Федор Успенский: Да, совершенно верно.



Александр Костинский: И мой вопрос Андрею Виноградову. Андрей, вы начали уже немножко говорить о влиянии образования. И все-таки скажите, в чем сейчас беда исторического образования? Ну, может быть, не беда, а некое отставание исторического образования от достижений исторической же науки.



Андрей Виноградов: Прежде всего, это однобокость старого подхода, который остается. Например, практически полностью из курса истории была исключена такая важнейшая вещь, как история церкви. И я, как преподаватель православного университета, это очень хорошо ощущаю. У нас, может быть, уклон слишком в сторону истории церкви, я и работаю на кафедре истории церкви. Но, в любом случае, когда ты преподаешь историю церкви, то невозможно обойтись без контекста общей истории вообще.

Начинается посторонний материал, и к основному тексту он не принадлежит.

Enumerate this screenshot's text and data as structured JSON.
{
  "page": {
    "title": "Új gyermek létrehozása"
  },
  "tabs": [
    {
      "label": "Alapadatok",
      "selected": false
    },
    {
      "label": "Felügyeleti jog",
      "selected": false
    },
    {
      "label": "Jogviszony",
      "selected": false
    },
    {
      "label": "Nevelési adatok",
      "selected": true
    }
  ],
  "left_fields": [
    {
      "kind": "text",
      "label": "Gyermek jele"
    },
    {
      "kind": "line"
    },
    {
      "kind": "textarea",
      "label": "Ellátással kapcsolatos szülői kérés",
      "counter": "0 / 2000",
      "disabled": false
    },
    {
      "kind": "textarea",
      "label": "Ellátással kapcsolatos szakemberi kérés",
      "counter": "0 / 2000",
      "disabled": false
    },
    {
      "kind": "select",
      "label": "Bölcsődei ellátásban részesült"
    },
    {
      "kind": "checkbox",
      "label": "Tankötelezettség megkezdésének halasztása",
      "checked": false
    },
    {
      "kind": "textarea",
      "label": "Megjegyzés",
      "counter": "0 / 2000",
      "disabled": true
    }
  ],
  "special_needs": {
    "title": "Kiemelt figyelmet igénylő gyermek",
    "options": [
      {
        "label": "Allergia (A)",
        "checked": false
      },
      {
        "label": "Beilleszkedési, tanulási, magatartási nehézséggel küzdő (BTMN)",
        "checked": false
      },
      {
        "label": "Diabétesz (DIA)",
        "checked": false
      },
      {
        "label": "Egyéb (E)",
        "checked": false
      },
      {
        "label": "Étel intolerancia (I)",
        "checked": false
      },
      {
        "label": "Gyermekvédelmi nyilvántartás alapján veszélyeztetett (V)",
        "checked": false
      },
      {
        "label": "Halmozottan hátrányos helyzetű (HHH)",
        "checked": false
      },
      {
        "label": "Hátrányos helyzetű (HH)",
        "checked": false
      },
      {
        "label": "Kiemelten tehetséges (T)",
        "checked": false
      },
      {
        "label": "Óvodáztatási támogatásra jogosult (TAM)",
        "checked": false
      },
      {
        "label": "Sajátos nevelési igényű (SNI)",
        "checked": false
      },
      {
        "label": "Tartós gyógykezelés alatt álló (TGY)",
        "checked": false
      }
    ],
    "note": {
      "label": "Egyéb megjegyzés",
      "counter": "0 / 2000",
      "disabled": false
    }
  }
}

Александр Костинский: Вы церковный уклонист.



Андрей Виноградов: Да. Я сам выпускник истфака, и я часто слышал лекции, в которых была история вообще, но не было ни слова о церковной истории. Между тем, очевидно, что для Древней Руси, прежде всего, церковная история – это была во многом та интеллектуальная составляющая общества, может быть, почти единственная интеллектуальная составляющая, которая есть. Другой литературы, других писателей у нас для вас нет. И из-за этого пренебрежения оказалось совершенно не известно огромное поле, прежде всего, переводной литературы, но которая тоже входит в состав церковно-славянской, старославянской, русской литературы – житийная литература, которая на самом деле и является неисчерпаемым источником фактов, реалий и всего остального.



Александр Костинский: Византийский перевод житийной литературы, да?



Андрей Виноградов: Да. Переводы с греческого. Но чтобы понять, какие памятники возникли на русской почве, а какие переведены, для этого надо изучать весь комплекс. Это одна проблема.


Другая проблема – это то, о чем сказал Федор, - некий изоляционизм русской истории. Мы были сконцентрированы на истории русских княжеств и позабыли Скандинавию, позабыли Запад. Но мы позабыли и Юг, и Восток одновременно. Мы позабыли те тесные контакты, которые существовали между Русью и степью, а это вопрос как бы и сейчас политически актуальный. Где граница южная, где восточная граница России, где граница Руси? Что такое история древнего Северного Кавказа в контексте истории России?



Александр Костинский: Да и Крыма.



Андрей Виноградов: История Крыма. Вот конкретный вопрос: древняя история Крыма – это часть древней истории России или уже не часть древней истории России?



Александр Костинский: Или Армения. Я помню, когда мы учились, что школьный учебник начинался с государства Урарту. А теперь оно исчезло из школьных учебников.



Андрей Виноградов: Да. Есть замечательный сборник, который раньше назывался «Древнейшие государства на территории СССР», а теперь он называется «Древнейшие государства на территории Восточной Европы». Как бы мы половину страны уже потеряли, таким образом, даже больше половины, которая за хребтом.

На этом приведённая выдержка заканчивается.